Большевикам, если бы они не хотели гражданской войны, достаточно было ничего не предпринимать — восставшие продолжали уходить к Владивостоку. Но гражданская война была необходима, необходимо было начать ее сразу по всей территории России еще до капитуляции Германии, и большевики не упустили свой шанс.
С приближением чехословаков вспыхнуло вооруженное восстание в Самаре.
Когда части С. Чечека захватили мост через реку Самару и входили в город, сами жители ловили на улицах большевиков и убивали их.
8 июня в Самаре, занятой белочехами, образовалось правительство Поволжья — Комитет членов Учредительного собрания (КОМУЧ), а уже на следующий день, 9 июня 1918 года, советское правительство объявило об обязательной воинской службе {89} .
Тогда же был образован Восточный фронт, задача которого заключалась на первых порах лишь в противодействии продвижению чехов к Владивостоку. Чехословацкие части оказались, таким образом, втянутыми в гражданскую войну. Началась, как метко заметил Лев Давидович Троцкий, настоящая, революционная кристаллизация.
И это когда дьявольский азарт революции постепенно начал стихать в народе…

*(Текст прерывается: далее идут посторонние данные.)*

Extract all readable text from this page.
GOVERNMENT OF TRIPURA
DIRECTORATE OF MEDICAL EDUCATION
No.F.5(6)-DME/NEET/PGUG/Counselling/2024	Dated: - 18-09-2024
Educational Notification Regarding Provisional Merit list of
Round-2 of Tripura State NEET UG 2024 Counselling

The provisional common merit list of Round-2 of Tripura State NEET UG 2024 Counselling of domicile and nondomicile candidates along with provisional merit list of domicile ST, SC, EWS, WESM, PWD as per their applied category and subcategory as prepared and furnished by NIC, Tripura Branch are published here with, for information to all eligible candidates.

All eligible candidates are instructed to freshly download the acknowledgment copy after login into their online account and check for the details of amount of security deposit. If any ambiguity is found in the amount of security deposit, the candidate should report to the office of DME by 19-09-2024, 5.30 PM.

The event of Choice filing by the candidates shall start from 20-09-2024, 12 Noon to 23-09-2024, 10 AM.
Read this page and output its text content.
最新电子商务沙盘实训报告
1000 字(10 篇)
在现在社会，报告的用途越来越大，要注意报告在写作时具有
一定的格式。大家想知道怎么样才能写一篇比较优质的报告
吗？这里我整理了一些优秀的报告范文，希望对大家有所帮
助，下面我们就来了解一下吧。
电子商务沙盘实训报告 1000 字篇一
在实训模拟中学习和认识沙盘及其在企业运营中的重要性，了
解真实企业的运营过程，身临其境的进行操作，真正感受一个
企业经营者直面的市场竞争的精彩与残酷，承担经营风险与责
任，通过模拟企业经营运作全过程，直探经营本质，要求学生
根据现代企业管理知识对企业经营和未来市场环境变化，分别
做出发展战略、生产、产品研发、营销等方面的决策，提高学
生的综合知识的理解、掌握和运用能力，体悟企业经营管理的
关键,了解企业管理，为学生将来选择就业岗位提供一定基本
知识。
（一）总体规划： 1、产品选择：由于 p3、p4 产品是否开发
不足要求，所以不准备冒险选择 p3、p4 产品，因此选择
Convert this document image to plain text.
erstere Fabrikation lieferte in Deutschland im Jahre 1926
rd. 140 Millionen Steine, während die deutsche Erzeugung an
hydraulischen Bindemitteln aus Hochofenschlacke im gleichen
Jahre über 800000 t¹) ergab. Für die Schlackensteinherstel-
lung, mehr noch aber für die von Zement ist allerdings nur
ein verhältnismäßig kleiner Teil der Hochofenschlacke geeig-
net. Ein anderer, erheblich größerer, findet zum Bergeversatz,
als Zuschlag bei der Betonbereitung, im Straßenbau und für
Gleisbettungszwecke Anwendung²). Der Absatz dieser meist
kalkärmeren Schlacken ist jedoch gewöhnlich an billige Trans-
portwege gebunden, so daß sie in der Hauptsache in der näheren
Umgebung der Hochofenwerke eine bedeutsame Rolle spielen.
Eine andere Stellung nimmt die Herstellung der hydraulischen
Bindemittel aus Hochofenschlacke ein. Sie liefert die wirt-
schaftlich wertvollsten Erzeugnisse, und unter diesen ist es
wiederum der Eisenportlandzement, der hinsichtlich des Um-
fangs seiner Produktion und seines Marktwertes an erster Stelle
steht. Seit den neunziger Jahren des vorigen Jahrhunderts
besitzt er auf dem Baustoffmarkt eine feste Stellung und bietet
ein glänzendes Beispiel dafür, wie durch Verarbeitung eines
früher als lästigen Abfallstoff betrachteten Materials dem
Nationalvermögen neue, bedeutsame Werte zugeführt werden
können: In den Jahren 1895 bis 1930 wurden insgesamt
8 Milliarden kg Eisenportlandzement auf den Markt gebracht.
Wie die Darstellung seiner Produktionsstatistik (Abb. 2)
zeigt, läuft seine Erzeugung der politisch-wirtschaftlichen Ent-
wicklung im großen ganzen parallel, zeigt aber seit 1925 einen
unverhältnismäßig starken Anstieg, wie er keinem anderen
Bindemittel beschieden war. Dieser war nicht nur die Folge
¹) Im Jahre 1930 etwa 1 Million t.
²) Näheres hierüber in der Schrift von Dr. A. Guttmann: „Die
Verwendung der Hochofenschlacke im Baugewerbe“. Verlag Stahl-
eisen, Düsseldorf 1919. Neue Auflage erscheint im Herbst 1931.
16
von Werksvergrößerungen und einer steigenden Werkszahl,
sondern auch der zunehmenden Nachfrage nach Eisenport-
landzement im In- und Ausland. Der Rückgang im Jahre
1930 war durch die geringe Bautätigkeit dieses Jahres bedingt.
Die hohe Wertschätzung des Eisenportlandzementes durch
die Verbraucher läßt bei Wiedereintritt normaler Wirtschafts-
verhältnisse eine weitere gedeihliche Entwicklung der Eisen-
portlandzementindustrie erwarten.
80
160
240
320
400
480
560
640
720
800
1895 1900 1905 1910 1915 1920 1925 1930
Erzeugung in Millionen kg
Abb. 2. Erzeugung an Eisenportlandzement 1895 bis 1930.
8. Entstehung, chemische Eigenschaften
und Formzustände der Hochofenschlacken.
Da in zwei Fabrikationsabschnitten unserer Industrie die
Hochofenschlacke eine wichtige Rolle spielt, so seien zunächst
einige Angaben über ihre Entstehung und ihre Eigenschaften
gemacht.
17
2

«Настоящий момент русской истории… — звучали тогда голоса здравомыслящих, не равнодушных к судьбе России людей, — представляется куда более страшным, чем массовые убийства, грабежи и разбои, более страшным даже, чем Брестский мир. Ради бога, тише!»
Петроградский митрополит Вениамин, прославленный сейчас Русской православной церковью как священномученик, сделал тогда распоряжение, чтобы во всех церквах в канун Великого поста было совершено особое моление с всенародным прощением друг друга.
А в ночь на саму Пасху Петроград стал свидетелем небывалого церковного торжества — ночного крестного хода. Ровно в полночь крестный ход вышел из Покровской церкви и двинулся по Коломне. Тысячи людей с зажженными свечами шли следом по пустынным улицам. И навстречу вспыхивали окна в погруженных в темноту домах, и в ночном воздухе, словно вздох облегчения, издаваемый всем городом, звучали повторяемые тысячами голосов слова: «Христос Воскресе!»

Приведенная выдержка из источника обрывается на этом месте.